Many advisers and retirement savers dismiss QROPS as their best pension vehicle because of scare stories of high commissions, tax abuses and scams.
But the same people also forget once respected banks and financial institutions in the UK have suffered damage to their reputations with dubious business practices – but just like QROPS only a small number are tarred with this brush.
FSA urges QROPS advice
Since QROPS were introduced in April 2006, less than 350 providers have closed or been prevented from taking new business.
That sounds a lot, but with 3,000 QROPS spread across 46 nations and financial centres, a lot of reputable and sound companies are left in the picture.
The fact is to ignore QROPS is a big mistake for many advisers in the UK – and regulator The Financial Services Authority has come out with a statement to that effect recently.
The FSA says financial advisers should tell clients about QROPS under certain circumstances, including:
- If they are thinking about leaving the UK
- If they have citizenship in another country
- If they work outside the UK
- If they are married to someone from outside the UK
- If they intend to retire overseas
The message the FSA is giving to advisers is the regulator believes many more retirement savers should be told about QROPS pensions and that IFAs need to up their game and learn how they work so they can give better advice.

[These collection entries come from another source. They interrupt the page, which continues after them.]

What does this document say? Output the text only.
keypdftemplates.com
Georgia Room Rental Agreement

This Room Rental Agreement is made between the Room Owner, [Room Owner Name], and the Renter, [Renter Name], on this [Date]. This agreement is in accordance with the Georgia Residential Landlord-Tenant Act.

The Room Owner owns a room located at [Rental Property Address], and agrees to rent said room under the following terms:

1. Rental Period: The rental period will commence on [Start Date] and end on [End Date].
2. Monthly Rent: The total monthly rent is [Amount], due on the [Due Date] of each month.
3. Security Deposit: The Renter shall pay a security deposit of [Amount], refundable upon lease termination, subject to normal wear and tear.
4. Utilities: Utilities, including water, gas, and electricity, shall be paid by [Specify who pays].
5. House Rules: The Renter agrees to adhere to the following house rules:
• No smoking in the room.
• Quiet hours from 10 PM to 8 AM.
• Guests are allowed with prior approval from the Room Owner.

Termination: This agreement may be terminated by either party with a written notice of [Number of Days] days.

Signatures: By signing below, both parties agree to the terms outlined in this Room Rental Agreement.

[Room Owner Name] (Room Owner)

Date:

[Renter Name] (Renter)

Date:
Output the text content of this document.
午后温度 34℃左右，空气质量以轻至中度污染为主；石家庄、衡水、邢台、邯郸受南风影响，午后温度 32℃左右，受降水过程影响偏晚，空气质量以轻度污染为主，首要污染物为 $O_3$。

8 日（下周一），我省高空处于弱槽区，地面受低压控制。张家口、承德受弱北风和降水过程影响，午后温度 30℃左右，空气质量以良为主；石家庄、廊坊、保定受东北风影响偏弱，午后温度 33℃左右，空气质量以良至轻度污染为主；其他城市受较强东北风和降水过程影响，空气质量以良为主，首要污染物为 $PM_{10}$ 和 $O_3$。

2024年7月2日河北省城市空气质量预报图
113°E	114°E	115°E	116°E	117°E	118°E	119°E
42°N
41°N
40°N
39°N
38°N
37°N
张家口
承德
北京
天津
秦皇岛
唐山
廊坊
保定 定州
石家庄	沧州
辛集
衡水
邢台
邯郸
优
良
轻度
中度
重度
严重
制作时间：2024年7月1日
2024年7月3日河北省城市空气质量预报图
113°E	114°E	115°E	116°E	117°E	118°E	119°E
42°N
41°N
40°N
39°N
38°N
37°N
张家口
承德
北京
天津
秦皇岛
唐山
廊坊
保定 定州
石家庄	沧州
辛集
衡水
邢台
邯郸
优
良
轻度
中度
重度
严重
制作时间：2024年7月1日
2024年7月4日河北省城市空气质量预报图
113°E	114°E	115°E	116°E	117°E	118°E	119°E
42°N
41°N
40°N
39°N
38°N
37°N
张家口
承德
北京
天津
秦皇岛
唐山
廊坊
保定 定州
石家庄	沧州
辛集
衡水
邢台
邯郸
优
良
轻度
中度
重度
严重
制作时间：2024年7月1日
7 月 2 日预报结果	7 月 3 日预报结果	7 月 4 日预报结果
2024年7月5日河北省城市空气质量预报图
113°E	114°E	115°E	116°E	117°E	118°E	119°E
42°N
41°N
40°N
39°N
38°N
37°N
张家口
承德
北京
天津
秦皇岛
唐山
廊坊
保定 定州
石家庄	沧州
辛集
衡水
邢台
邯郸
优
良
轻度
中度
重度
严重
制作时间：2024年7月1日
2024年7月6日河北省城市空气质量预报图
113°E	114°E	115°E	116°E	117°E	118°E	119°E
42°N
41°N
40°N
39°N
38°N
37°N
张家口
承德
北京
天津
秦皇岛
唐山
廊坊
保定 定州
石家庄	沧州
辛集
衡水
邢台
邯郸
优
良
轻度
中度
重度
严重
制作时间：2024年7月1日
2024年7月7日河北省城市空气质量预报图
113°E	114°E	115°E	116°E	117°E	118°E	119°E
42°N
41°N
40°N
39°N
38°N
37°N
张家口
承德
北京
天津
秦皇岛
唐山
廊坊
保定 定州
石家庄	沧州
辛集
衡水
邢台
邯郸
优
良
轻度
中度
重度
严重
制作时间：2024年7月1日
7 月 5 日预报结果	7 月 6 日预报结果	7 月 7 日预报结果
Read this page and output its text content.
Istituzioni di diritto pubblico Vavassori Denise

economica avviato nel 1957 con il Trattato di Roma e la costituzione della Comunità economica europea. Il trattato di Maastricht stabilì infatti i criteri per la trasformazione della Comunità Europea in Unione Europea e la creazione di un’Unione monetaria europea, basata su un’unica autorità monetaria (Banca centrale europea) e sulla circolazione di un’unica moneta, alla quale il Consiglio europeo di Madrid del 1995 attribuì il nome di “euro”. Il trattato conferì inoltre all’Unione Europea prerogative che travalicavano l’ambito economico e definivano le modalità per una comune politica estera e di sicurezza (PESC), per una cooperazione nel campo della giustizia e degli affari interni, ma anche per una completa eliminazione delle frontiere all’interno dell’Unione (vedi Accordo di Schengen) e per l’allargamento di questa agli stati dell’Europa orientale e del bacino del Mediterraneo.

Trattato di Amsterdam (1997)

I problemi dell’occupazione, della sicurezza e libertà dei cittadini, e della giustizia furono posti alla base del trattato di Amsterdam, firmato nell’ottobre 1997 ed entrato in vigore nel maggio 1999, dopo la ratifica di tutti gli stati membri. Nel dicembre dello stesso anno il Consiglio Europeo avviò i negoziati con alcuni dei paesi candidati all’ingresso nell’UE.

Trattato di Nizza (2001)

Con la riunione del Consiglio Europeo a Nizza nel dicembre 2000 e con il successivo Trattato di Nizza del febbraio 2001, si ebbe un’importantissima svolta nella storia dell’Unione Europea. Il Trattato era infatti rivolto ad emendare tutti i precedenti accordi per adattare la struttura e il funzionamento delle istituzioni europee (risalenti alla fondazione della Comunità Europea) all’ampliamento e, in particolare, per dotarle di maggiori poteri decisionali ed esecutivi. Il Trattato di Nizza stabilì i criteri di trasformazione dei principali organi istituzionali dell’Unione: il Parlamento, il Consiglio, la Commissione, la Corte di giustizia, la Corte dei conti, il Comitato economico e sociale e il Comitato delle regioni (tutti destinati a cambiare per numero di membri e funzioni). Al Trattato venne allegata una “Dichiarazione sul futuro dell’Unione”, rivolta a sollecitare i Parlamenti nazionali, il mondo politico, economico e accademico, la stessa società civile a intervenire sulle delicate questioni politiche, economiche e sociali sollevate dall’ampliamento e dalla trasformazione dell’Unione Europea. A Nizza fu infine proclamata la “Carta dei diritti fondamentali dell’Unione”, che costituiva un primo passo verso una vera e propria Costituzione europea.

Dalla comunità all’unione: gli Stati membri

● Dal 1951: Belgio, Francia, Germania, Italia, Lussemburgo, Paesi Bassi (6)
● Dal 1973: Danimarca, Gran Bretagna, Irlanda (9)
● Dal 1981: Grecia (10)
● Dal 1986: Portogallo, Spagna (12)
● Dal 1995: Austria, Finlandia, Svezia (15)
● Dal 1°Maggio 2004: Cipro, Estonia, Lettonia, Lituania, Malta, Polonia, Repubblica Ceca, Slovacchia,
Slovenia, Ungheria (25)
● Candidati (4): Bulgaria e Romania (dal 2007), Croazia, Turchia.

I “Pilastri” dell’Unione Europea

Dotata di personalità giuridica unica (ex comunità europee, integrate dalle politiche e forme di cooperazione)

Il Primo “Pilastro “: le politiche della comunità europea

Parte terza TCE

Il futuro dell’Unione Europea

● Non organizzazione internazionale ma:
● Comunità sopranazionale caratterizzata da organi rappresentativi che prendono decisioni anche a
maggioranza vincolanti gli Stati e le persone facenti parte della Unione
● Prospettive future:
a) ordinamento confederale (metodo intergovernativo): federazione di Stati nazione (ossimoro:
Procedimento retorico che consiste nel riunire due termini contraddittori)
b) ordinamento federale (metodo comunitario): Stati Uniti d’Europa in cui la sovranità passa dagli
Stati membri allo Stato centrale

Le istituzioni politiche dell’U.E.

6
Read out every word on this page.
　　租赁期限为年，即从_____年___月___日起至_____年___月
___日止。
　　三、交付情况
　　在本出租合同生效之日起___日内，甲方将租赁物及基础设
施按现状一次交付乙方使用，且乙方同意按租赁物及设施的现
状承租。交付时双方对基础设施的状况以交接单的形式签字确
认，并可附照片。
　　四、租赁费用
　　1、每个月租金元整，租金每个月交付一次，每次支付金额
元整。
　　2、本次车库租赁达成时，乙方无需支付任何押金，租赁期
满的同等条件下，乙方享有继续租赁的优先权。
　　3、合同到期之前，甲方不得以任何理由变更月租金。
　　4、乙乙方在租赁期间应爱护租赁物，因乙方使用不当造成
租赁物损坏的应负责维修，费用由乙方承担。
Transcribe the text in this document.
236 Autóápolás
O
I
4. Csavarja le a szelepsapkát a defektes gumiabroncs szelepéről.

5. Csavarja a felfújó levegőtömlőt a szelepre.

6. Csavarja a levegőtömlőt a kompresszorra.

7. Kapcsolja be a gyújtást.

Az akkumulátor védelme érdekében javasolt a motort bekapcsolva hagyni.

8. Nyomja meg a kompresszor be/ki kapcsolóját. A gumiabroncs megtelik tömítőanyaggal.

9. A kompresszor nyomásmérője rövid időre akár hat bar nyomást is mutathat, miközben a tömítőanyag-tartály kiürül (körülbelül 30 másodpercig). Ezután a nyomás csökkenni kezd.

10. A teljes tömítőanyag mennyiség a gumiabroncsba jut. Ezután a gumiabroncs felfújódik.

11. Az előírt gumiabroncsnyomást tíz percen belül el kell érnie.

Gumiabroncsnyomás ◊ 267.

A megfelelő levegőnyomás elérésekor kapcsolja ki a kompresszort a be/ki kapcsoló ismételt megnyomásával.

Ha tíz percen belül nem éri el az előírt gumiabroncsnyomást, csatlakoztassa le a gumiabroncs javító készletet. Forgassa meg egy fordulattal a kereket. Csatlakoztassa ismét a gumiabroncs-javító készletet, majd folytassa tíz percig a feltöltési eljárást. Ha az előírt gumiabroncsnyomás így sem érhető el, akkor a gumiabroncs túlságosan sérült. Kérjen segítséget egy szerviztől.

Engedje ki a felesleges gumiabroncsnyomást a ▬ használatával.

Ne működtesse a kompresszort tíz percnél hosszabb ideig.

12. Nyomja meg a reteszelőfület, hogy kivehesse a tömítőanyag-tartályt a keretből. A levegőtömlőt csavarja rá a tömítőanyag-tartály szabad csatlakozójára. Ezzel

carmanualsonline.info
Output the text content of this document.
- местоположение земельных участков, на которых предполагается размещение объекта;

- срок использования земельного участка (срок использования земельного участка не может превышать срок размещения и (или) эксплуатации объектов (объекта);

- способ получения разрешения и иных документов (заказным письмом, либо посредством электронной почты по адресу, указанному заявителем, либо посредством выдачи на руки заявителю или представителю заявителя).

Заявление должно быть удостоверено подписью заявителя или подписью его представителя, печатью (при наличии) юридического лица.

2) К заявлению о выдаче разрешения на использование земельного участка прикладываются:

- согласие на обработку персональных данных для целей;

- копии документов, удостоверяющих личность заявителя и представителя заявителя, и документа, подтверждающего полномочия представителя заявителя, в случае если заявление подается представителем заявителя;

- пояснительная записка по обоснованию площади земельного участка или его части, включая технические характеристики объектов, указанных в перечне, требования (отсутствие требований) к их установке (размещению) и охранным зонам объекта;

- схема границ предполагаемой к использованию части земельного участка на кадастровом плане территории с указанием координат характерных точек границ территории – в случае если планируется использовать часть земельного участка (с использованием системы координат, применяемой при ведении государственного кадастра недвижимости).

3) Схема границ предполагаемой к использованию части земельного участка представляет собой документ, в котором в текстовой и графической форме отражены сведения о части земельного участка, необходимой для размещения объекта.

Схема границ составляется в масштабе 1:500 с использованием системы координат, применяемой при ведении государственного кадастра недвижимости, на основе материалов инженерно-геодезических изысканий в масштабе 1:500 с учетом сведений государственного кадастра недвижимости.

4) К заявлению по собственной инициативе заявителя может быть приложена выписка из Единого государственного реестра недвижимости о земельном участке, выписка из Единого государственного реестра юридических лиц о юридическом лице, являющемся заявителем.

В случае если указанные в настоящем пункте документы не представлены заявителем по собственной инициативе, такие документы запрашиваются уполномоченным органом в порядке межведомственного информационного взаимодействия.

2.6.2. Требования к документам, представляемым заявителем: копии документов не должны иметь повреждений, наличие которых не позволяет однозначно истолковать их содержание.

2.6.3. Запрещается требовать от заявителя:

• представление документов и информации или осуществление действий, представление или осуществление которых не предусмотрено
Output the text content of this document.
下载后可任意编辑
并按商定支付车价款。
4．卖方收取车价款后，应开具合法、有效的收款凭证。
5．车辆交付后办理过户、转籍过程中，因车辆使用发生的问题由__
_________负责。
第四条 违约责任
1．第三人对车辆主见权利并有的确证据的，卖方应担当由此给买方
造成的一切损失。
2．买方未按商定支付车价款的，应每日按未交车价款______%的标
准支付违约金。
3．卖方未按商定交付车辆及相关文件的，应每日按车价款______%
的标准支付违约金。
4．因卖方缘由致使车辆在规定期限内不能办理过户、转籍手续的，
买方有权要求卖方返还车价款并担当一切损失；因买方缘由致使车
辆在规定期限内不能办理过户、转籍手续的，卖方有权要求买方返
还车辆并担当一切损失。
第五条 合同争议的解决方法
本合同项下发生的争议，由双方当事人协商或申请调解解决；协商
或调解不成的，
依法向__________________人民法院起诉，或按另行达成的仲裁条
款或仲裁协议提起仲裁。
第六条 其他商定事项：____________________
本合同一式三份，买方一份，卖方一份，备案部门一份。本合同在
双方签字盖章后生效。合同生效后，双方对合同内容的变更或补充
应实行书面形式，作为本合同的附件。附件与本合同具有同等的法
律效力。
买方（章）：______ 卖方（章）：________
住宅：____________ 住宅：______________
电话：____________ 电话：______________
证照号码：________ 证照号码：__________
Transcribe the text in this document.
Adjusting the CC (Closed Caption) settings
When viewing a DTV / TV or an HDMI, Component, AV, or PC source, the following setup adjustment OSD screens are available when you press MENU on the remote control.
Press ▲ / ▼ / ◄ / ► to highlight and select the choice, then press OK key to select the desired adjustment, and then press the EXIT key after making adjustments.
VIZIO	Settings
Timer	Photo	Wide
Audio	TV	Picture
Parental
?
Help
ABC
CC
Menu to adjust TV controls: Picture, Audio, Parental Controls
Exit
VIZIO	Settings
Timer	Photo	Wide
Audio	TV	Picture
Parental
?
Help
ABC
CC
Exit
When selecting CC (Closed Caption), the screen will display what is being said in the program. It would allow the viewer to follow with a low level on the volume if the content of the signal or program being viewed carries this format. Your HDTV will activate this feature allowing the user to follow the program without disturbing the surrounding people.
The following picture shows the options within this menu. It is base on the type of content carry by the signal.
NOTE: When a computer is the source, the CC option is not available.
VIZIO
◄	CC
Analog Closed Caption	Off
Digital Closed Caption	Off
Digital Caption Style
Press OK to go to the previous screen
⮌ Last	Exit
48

Nothing to fear from QROPS
QROPS are not scary if retirement savers have professional, regulated and experienced advisers who understand the market.
These advisers must consider a welter of tax advice, so should either work closely with a qualified international tax professional or for a regulated firm with access to this advice.
In many cases the problems with QROPS are self-made – by retirement savers looking for grey areas in pension law that let them access their money against the rules.
Any investor with genuine investment intentions who wants to move money to a QROPS to provide for their later years has nothing to fear from making the move.